Wenger's unerring eye at picking rough cut gems has also suffered over the years. His answer is that France is no longer the goldmine, the market has moved to Germany and Spain. Arsenal fans expect Leo Messi to waltz in. No, they don't. But its all part of this giant ball of stimulus response (reaction times for those in the field of cog psy) that now define Wenger's explanations. The sad trap of nostalgia also seems to infect his mien where one off performances are worthy of Patrick Vieira and Thierry Henry anointments. Or the quadruple. His experimentation with Emmanuel Petit and Henry paid off handsomely but what once looked like a discerning eye is a now a series of blind spots. The homegrown youth revolution ended three seasons ago. The team is no longer teenage heaven for Francophones, it is a polyglot of older, more varied add ons to cement fourth place. Wenger's shift towards experience has been unmistakable but it has not paid off because we have not paid money for first tier replacements. When Bayern won, many said it was boys against men. That was untrue. Knockoffs against men, more likely.

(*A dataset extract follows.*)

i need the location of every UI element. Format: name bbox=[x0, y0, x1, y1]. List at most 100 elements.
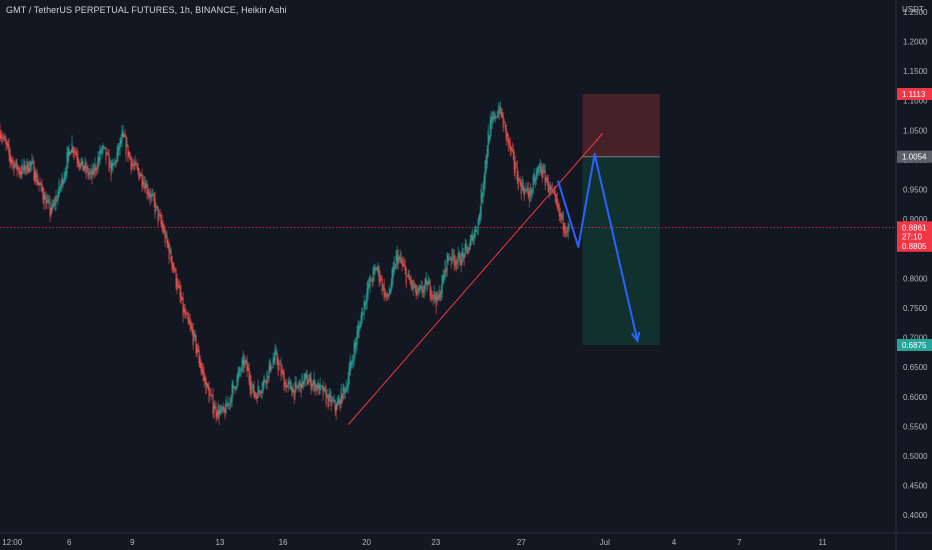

Arsenal's downhill performances coincides with the emphasis on economic success, the milking of their brand, and their arrival at the Emirates. Yes, its brought in huge unmatched matchday receipts but it also meant that the new management at the club could tout another shining metric to distract from the gathering cobwebs in the trophy room.
Perhaps success came too soon after Wenger's arrival in the English league. And more importantly, the sort of football that defined that success. It had not been seen before. But with every passing year, Arsenal's passing game is well found out while others have adopted it without giving up the basics. Sound goalkeeping, sturdy defending, and one or two players up front who can score. Swansea? These are self inflicted wounds. The debt is down to very manageable levels, the club has made millions and continues to take in a profit, and it still is still attractive to many talented players who would love to make Arsenal their home. Attitude adjustments and a plan B, C, and D, should do it.